Amendement sur les abandons de poste : 5 ans après #Metoo, des victimes de harcèlement sexuel au travail vont devoir démissionner ou rester en poste

Mercredi 12 octobre 2022, l’Assemblée Nationale a voté un amendement au projet de loi sur l’assurance-chômage (intitulé « Fonctionnement du marché du travail en vue du plein emploi« ), déposé par le groupe LR, visant à instaurer une présomption de démission pour les salarié‧es abandonnant leur poste, les privant de l’indemnisation du chômage.

Actuellement, l’abandon de poste (qui consiste pour un‧e salarié‧e à ne plus se présenter à son travail de manière prolongée et sans le justifier) peut entraîner un licenciement pour faute qui ouvre droit à la prise en charge par l’assurance chômage.

Prétendant lutter contre un fléau dont il est impossible de connaître l’ampleur, puisque les promoteurs de cet amendement reconnaissent eux-mêmes l’absence de données, cette nouvelle entrave dans l’accès aux indemnités chômage fragiliserait, si elle était adoptée définitivement, les salarié.es les plus précaires, parmi lesquel.les les femmes victimes de violences sexuelles au travail.

L’abandon de poste par des victimes de violences sexuelles au travail n’est certes pas le mode d’éloignement du travail le plus fréquent, mais c’est parfois la seule solution « d’exfiltration » d’un contexte professionnel attentatoire à leur santé physique et/ou mentale, lorsque les conditions ne sont pas remplies pour « prendre acte » de la rupture du contrat de travail, (1) ou lorsque le-la médecin du travail refuse de les déclarer inaptes à tout poste dans l’entreprise (2).

Il est par ailleurs notable que l’instauration d’une présomption de démission en cas d’abandon de poste préjudicierait principalement aux salariées qui sont déjà les plus précaires, puisque les cadres qui souhaitent rompre leur contrat de travail trouvent à se faire conseiller, et ont davantage tendance à négocier leur départ (dans le cadre de licenciements transactionnels).

La précédente réforme de l’assurance chômage a déjà particulièrement pénalisé les femmes victimes de violences sexuelles.

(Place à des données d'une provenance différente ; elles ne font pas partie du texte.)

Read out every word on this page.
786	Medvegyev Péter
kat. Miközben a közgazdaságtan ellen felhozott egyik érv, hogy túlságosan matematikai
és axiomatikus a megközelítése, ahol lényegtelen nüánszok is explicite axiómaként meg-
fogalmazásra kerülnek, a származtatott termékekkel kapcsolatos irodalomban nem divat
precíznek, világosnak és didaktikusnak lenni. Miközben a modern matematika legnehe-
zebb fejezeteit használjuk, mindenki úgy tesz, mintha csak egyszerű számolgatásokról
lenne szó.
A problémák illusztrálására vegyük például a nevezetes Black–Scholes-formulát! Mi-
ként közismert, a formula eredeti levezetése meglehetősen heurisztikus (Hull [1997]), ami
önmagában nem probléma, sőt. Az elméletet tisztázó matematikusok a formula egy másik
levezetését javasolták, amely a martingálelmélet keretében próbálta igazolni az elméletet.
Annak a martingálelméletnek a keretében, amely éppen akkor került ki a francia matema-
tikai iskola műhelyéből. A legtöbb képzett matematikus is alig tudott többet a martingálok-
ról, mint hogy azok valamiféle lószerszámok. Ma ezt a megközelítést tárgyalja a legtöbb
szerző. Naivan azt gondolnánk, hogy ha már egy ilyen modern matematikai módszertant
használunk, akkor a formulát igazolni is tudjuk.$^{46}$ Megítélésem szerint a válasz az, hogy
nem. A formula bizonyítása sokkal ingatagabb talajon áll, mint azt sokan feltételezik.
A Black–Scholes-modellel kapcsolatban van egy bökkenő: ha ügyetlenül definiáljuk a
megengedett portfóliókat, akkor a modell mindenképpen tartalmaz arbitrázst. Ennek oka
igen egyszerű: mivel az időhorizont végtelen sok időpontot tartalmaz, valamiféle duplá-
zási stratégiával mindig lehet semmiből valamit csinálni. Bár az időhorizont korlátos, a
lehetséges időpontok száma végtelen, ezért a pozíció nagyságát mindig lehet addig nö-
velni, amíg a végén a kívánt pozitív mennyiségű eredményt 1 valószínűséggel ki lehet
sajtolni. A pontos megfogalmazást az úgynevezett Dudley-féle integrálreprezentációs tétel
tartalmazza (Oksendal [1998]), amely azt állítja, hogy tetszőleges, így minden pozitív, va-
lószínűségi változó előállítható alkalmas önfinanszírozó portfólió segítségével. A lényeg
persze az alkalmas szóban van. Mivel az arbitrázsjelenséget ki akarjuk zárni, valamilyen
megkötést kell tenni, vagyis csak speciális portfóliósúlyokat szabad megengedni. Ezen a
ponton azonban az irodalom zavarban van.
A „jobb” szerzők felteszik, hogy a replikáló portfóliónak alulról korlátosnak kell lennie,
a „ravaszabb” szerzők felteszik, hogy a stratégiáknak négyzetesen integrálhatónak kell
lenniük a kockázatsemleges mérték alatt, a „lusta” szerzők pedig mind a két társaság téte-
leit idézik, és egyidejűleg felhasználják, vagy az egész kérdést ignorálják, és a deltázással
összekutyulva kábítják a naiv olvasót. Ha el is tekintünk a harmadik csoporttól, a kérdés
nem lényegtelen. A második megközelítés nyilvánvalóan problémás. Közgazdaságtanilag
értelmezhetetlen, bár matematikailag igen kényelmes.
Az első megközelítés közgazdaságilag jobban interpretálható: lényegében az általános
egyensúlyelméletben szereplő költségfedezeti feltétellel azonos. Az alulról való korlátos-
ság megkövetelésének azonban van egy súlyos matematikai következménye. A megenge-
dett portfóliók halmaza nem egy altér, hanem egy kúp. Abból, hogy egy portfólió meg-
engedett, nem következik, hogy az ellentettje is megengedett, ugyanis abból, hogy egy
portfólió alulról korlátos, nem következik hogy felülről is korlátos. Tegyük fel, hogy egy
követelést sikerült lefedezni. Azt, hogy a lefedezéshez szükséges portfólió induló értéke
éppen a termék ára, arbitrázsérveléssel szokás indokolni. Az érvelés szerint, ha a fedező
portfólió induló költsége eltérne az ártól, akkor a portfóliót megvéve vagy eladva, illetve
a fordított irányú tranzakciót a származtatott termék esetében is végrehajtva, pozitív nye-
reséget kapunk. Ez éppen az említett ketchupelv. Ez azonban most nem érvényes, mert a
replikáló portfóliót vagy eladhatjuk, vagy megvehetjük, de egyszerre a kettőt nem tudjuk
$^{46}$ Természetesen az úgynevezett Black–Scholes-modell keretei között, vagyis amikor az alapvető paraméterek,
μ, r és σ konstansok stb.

L’allongement de la durée de cotisations de quatre à six mois pour y avoir droit les met en effet dans une situation dangereuse : elles sont alors coincées sur leur lieu de travail pour deux mois de plus. Cette mesure touche encore une fois plus particulièrement des femmes vulnérables sur le marché du travail, en premier emploi – donc les plus jeunes qui sont statistiquement les plus exposées aux violences masculines – ou bien qui terminent une période de chômage.

Ce nouvel obstacle réduirait encore davantage les possibilités qui s’offrent aux victimes pour échapper aux violences qu’elles subissent. Les conséquences en seraient désastreuses pour elles : la présomption de démission les priverait non seulement d’indemnités chômage, mais en plus les obligerait à saisir le conseil de prud’hommes pour faire requalifier la démission en licenciement, ce qui entrainerait une procédure longue (entre 3 ans et 5 ans) et coûteuse. Durant cette période, pas d’indemnisation.

Le 13 octobre, M. Cyril Pellevat, sénateur LR, est même allé jusqu’à déposer un sur-amendement prévoyant une présomption de démission fautive pour tout abandon de poste, qui s’analyse comme une invitation, pour les employeurs, à saisir les conseils de prud’hommes pour qu’ils condamnent les salarié‧es ayant abandonné leur poste à leur verser des dommages-intérêts !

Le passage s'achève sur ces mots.